Julian Popov, a UK-based Bulgarian energy expert, believes a full-scale Russian invasion of Ukraine is “highly unlikely”. But whatever happens, Moscow “would be crazy to cut gas supply lines. They are a vital source of revenue for Russia. It would be economic suicide,” he added. And once Europe starts relying on alternative sources for gas, they won’t go back to Russia, insisted Popov.

But an energy and climate expert the New Statesman spoke to in Kyiv was less sanguine. “In any scenario, from full-blown war with the use of heavy weapons and extensive infrastructure damage to an orchestrated coup with the establishment of a fully pro-Russian puppet government, Europe’s energy security will suffer a heavy blow if the Russian invasion in Ukraine goes forward,” he said.
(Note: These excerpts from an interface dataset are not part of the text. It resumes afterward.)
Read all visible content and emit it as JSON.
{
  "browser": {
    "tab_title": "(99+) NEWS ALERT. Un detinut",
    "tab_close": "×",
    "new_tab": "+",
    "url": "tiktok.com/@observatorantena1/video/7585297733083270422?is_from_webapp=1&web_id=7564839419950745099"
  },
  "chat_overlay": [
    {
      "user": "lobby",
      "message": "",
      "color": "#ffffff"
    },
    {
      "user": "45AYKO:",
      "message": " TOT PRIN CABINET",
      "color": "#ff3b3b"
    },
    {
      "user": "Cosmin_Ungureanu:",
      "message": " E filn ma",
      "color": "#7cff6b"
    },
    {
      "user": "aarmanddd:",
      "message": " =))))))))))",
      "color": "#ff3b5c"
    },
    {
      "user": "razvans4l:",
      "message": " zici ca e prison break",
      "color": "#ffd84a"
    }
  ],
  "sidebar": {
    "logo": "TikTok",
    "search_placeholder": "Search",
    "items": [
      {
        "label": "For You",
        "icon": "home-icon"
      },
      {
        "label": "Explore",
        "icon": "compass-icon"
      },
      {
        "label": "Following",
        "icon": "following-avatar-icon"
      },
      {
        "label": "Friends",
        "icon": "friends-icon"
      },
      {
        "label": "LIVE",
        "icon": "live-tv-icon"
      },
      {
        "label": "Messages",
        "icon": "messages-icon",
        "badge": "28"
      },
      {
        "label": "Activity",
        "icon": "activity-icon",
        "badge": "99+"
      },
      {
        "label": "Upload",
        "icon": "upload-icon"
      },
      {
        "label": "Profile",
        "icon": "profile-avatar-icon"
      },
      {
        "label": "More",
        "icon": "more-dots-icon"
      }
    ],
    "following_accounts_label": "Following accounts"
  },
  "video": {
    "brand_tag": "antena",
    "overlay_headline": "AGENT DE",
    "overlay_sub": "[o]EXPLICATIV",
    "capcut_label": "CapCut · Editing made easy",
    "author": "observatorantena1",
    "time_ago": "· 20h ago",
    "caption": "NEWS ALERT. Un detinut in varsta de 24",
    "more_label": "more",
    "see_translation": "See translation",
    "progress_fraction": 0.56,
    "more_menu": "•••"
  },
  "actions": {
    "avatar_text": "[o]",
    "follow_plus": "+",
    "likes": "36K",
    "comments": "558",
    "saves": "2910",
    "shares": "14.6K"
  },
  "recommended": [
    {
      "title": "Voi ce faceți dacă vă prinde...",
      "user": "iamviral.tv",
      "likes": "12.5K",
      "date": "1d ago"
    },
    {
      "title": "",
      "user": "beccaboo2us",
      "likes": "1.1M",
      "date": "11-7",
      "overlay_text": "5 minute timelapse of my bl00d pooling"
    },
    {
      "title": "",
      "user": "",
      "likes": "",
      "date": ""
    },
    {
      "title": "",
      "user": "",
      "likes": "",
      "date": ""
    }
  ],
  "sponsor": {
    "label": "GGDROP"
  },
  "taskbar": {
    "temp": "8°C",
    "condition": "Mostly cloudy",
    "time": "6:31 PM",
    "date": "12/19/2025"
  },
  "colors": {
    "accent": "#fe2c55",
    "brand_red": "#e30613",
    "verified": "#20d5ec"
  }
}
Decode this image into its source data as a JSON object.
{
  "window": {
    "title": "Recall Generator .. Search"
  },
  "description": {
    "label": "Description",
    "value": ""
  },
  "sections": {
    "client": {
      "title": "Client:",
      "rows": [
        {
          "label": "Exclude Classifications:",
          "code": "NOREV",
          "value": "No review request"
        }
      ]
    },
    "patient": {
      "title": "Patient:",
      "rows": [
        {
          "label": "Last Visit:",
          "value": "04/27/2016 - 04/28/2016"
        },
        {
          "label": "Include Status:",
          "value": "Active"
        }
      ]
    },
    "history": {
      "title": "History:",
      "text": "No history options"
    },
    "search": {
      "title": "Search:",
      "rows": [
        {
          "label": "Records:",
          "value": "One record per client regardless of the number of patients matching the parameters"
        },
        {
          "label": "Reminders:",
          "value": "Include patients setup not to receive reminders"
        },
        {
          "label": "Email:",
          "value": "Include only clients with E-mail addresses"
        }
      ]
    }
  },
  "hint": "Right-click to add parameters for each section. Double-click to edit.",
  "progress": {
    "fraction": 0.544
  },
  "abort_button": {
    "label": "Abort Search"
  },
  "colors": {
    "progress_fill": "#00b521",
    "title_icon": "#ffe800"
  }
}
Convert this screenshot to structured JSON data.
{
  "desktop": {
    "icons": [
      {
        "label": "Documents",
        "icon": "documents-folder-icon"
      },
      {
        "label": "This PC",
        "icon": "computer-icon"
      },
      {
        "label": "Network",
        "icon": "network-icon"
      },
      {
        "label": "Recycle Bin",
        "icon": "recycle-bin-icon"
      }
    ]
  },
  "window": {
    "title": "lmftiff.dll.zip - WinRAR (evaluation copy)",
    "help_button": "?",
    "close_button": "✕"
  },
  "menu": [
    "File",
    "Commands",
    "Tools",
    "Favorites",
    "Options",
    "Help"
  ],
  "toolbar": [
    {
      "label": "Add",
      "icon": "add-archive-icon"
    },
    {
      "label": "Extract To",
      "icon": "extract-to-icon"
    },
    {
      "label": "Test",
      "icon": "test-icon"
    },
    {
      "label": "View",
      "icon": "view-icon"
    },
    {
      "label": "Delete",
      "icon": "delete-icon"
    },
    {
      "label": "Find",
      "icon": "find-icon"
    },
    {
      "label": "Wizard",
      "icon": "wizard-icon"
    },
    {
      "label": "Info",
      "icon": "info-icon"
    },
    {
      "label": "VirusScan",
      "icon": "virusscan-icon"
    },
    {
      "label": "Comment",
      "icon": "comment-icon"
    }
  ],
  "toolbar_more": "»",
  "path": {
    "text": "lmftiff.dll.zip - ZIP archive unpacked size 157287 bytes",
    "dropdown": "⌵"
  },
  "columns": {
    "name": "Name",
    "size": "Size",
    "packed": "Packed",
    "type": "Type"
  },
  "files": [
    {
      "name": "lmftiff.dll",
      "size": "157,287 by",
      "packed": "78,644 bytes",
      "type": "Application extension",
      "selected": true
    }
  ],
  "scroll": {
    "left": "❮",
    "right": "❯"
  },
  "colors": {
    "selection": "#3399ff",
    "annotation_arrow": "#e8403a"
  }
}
Rather than losing ground, an invasion could see Russia expanding its influence on the energy markets, he suggested. “Losing access to high-volume seasonal gas storage facilities in Ukraine, which now are operated in compliance with EU legislation, will make gas markets in Europe more vulnerable to Russia’s hold on supply volumes and costs.”

[See also: Why green policies aren’t to blame for fuel poverty]
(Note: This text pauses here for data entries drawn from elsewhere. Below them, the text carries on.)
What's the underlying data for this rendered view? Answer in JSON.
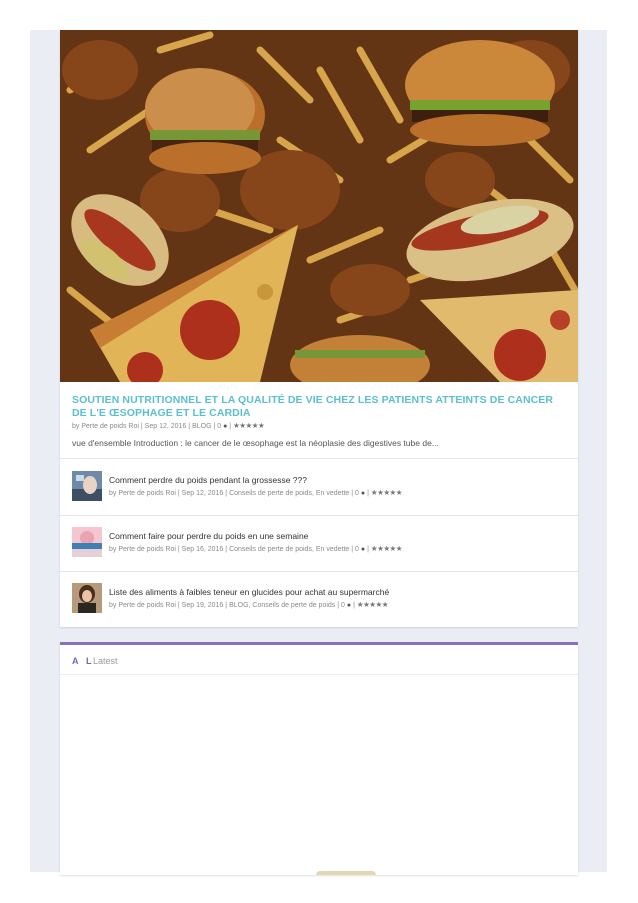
{
  "featured": {
    "title": "SOUTIEN NUTRITIONNEL ET LA QUALITÉ DE VIE CHEZ LES PATIENTS ATTEINTS DE CANCER DE L'E ŒSOPHAGE ET LE CARDIA",
    "meta": {
      "author_prefix": "by Perte de poids Roi",
      "date": "Sep 12, 2016",
      "category": "BLOG",
      "comments": "0",
      "rating": "★★★★★"
    },
    "excerpt": "vue d'ensemble Introduction : le cancer de le œsophage est la néoplasie des digestives tube de..."
  },
  "list": [
    {
      "title": "Comment perdre du poids pendant la grossesse ???",
      "author": "by Perte de poids Roi",
      "date": "Sep 12, 2016",
      "categories": "Conseils de perte de poids, En vedette",
      "comments": "0",
      "rating": "★★★★★"
    },
    {
      "title": "Comment faire pour perdre du poids en une semaine",
      "author": "by Perte de poids Roi",
      "date": "Sep 16, 2016",
      "categories": "Conseils de perte de poids, En vedette",
      "comments": "0",
      "rating": "★★★★★"
    },
    {
      "title": "Liste des aliments à faibles teneur en glucides pour achat au supermarché",
      "author": "by Perte de poids Roi",
      "date": "Sep 19, 2016",
      "categories": "BLOG, Conseils de perte de poids",
      "comments": "0",
      "rating": "★★★★★"
    }
  ],
  "tabs": {
    "a": "A",
    "l": "L",
    "latest": "Latest"
  },
  "sep": "|",
  "icons": {
    "comment": "comment-bubble-icon",
    "star": "star-icon"
  },
  "colors": {
    "title_accent": "#5bbfcf",
    "tab_accent": "#8a70c4",
    "page_bg": "#eaeef4"
  }
}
As for the electricity market, any invasion would interrupt the planned synchronisation of Ukraine’s grids with Europe’s, he said. “This will hold off the energy transition and a coal phase-out in the region. In the long run, the successful invasion and occupation of Ukraine will facilitate fossil fuel exports from Russia and bring more economic and political leverages for the Kremlin’s regime. This could derail EU’s declared ambitions towards climate action and the energy transition.” 

A prolonged crisis could have a significant effect on gas prices – not just in the EU and the UK but also globally, said Maria Pastukhova from E3G, a UK think tank. “It is safe to assume that political tensions and uncertainty over the world’s second-largest gas producer will drive prices higher in the short term and add to the overall volatility of the gas prices in the long term.”

With this in mind, it isn’t just Russian gas that the EU should be weaning itself off, said Popov. The climate imperative, today’s “crazy prices” and “the Russian story” should be sufficient reason for Europe to decrease dependency on gas, wherever it comes from, he continued. Fossil gas should become an energy source of “last resort” rather than the backbone of the bloc’s energy system, he believes.

Nearly half of the UK’s gas comes from the North Sea. The current situation is leading some to conclude the country should focus on building up domestic gas rather than on net-zero ambitions. Pastukhova’s colleague Euan Graham said that even with domestic gas supplies, the UK can’t escape the fact it is part of an “interconnected global gas market”. He also highlighted that it takes, on average, 28 years for a new gas field to be opened.

[See also: British homes among the worst insulated in Europe]

Instead, in the short term, the UK, like the rest of Europe, should focus on energy efficiency measures like retrofitting homes and insulating them to decease energy use, he argued. Such measures can be relatively quick to implement, bring down bills, reduce the overall amount of gas needed and slash emissions responsible for climate change. 

“If European nations including the UK had committed wholeheartedly to the clean energy transition in past years and broken their dependence on imported gas, they would now be free to mount a proper foreign policy response while we would be enjoying cheaper energy bills,” commented Richard Black from the Energy and Climate Intelligence Unit, a UK think tank, on the situation between Russia and Ukraine. 

“That, logically, is one of the lessons governments must draw from this crisis,” he added, insisting the move to renewable energy systems was now a matter as much for foreign and defence ministers as for their climate or environment colleagues.